Mastectomy mix-up leads to barcode system costing $450K
Woman has breast removed that didn't need to
A new barcode system replacing the program that led to a Nova Scotia woman receiving an unnecessary mastectomy will cost the province about $450,000.
The Capital District Health Authority confessed on Monday it made mistakes in two separate instances, both involving cancer patients.
A woman in her 60s had a breast removed when the process was unnecessary and the other patient, who needed surgery, was not scheduled for the procedure until after the mistake was caught.
In a second separate case, tissue samples were switched before the pathology analysis. One patient had an unnecessary diagnostic biopsy and the other patient never got the followup they needed.
The mistakes were later detected in laboratories.
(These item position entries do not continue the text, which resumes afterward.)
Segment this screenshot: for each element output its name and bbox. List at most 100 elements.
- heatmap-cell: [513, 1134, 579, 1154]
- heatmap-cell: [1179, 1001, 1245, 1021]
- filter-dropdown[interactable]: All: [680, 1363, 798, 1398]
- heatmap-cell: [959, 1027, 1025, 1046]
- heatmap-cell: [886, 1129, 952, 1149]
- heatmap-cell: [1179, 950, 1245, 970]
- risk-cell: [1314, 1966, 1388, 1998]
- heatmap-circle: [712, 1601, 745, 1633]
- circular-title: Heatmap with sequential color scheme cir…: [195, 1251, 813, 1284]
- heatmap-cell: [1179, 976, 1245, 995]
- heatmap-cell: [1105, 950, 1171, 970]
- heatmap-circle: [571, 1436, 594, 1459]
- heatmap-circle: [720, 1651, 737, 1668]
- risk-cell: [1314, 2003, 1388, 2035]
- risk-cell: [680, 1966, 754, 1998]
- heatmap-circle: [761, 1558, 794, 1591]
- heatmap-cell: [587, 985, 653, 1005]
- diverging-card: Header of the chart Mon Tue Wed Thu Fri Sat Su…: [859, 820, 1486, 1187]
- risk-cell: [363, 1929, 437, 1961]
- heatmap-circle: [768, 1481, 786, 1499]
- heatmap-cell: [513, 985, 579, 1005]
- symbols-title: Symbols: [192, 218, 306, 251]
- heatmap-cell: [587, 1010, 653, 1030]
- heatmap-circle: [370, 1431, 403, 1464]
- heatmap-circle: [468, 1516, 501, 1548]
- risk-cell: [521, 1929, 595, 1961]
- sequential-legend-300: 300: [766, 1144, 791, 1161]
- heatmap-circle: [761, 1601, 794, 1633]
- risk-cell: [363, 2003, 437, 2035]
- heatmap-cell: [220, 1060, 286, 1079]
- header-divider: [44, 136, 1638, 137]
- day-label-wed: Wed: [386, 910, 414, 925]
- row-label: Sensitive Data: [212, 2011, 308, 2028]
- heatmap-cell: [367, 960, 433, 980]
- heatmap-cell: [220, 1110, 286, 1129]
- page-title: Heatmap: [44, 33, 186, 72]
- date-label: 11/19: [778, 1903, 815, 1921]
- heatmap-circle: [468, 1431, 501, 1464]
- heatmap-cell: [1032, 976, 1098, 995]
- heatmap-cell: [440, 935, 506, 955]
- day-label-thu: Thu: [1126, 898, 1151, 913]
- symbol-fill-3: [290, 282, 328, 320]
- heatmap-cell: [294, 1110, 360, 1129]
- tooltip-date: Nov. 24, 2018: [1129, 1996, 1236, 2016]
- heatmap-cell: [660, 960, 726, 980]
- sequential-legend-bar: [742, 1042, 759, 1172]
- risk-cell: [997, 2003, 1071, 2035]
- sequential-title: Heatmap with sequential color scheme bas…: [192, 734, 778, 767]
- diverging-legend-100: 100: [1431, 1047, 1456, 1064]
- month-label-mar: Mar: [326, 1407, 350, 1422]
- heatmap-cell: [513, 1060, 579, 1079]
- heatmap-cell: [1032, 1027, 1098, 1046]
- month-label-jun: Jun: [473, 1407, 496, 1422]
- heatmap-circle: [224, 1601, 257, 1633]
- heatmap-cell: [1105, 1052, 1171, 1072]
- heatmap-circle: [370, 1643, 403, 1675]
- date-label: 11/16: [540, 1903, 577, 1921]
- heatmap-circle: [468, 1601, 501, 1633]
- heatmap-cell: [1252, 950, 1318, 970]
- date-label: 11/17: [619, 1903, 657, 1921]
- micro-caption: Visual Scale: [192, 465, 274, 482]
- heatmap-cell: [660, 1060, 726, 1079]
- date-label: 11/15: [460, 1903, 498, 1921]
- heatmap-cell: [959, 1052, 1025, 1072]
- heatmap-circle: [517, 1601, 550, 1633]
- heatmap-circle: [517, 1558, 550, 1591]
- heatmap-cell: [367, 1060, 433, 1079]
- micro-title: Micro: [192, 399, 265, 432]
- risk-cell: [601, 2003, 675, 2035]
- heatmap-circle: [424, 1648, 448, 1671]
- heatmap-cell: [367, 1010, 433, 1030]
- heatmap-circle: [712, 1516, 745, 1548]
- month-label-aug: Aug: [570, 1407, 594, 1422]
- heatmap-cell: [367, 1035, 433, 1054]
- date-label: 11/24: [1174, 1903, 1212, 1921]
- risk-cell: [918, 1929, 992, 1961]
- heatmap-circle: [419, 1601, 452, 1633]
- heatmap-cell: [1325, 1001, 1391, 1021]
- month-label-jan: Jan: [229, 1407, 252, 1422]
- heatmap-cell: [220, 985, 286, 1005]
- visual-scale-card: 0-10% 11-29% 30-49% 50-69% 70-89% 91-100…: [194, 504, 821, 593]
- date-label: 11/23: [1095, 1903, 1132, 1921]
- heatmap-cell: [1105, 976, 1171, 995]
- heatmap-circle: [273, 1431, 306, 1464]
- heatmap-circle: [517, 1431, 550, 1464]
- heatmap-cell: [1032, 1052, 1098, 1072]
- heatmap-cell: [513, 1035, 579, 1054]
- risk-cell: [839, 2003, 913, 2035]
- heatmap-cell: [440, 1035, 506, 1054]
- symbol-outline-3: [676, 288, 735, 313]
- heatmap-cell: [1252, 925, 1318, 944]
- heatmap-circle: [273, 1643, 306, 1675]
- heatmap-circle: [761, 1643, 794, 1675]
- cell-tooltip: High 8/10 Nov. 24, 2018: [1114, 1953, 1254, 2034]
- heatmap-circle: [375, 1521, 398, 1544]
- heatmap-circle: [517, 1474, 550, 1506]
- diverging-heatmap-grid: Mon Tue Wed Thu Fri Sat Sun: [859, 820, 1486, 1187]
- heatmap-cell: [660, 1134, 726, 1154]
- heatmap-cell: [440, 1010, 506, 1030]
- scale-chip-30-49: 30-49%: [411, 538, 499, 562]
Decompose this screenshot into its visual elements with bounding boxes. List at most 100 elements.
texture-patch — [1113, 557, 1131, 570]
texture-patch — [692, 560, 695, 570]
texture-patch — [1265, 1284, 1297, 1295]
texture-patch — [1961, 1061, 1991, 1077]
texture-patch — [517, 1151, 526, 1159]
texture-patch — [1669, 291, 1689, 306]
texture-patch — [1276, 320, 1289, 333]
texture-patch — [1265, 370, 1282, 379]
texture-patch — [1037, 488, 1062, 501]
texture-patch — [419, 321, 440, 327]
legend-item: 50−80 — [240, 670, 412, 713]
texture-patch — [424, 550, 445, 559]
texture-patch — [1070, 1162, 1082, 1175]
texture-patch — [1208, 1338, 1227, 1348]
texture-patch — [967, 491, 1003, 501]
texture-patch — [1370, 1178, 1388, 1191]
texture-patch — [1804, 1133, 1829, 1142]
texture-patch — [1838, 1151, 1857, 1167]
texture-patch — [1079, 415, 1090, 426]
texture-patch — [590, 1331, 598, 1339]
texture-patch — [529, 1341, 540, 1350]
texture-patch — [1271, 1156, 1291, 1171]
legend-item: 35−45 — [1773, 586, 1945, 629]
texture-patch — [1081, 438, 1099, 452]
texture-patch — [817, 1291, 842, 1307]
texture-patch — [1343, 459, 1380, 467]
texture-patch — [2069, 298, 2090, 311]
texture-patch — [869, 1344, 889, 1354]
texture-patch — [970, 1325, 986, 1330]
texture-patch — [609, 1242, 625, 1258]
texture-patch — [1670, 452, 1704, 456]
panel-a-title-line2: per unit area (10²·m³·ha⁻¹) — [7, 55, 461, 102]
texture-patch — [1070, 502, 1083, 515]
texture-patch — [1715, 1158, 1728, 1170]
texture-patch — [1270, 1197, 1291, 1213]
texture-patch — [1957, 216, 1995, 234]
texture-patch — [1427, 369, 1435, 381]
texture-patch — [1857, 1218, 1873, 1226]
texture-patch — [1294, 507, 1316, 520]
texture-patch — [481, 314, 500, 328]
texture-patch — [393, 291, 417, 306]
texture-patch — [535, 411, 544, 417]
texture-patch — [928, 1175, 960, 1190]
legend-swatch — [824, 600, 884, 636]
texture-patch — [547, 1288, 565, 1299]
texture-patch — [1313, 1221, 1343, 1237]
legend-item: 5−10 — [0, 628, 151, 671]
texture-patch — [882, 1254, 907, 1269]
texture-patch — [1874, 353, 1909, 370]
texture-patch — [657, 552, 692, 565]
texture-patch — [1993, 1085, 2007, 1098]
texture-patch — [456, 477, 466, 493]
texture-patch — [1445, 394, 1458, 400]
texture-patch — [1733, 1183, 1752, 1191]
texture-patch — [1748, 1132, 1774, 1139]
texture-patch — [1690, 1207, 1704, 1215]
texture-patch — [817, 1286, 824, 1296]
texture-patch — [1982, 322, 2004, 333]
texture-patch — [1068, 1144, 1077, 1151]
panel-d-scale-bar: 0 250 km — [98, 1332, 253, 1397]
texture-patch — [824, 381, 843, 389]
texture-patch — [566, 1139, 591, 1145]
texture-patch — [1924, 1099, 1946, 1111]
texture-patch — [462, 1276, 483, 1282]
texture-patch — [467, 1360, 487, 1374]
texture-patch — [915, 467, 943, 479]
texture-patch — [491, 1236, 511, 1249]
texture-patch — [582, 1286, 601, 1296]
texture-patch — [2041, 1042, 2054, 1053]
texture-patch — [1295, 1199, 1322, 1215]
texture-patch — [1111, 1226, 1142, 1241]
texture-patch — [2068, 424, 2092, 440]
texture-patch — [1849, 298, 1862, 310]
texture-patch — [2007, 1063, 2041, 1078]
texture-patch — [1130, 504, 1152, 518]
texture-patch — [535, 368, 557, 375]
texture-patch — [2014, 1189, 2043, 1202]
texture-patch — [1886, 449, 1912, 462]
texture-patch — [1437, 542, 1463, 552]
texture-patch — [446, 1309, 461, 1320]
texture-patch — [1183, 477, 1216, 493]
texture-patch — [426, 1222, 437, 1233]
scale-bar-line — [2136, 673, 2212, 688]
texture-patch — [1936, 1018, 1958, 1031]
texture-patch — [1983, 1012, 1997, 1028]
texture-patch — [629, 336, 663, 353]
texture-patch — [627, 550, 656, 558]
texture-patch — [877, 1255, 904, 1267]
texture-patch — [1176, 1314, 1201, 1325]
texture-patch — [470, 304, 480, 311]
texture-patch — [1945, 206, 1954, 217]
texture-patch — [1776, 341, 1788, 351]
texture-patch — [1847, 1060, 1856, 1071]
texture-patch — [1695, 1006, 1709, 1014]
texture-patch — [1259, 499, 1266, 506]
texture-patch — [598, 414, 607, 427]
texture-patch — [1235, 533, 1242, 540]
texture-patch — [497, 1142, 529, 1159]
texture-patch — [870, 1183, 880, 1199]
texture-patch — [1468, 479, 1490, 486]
Chris Power, the president and CEO of the Capital District Health Authority, said it was a combination of human and system error that led to the mistakes.
The Halifax-area health authority uses an oversight system that compares processed tissue from before and after a surgery to ensure they are the same.
There is a barcode system in place for their blood labs, but not for testing breast tissue.
Power said they are already in the process of bringing in a new barcode system, expected to be up and running by the end of this year, to track surgical samples.
It will cost $450,000, including the cost of implementation and training.
Canadian Blood Services has been using bar coding to track its donations from donor to recipient since 2009. They said it's as simple as scanning the identification number given to each donation.
Atlantic Canada director Michelle Rogerson said it gives her organization peace of mind.
"A manual process is very arduous. It’s more susceptible to human error," she said.
The president of the Canadian Association of Pathologists agrees.
Dr. Martin Trotter said his organization strongly supports the use of tracking systems, including bar code systems, as a quality assurance measure to reduce errors.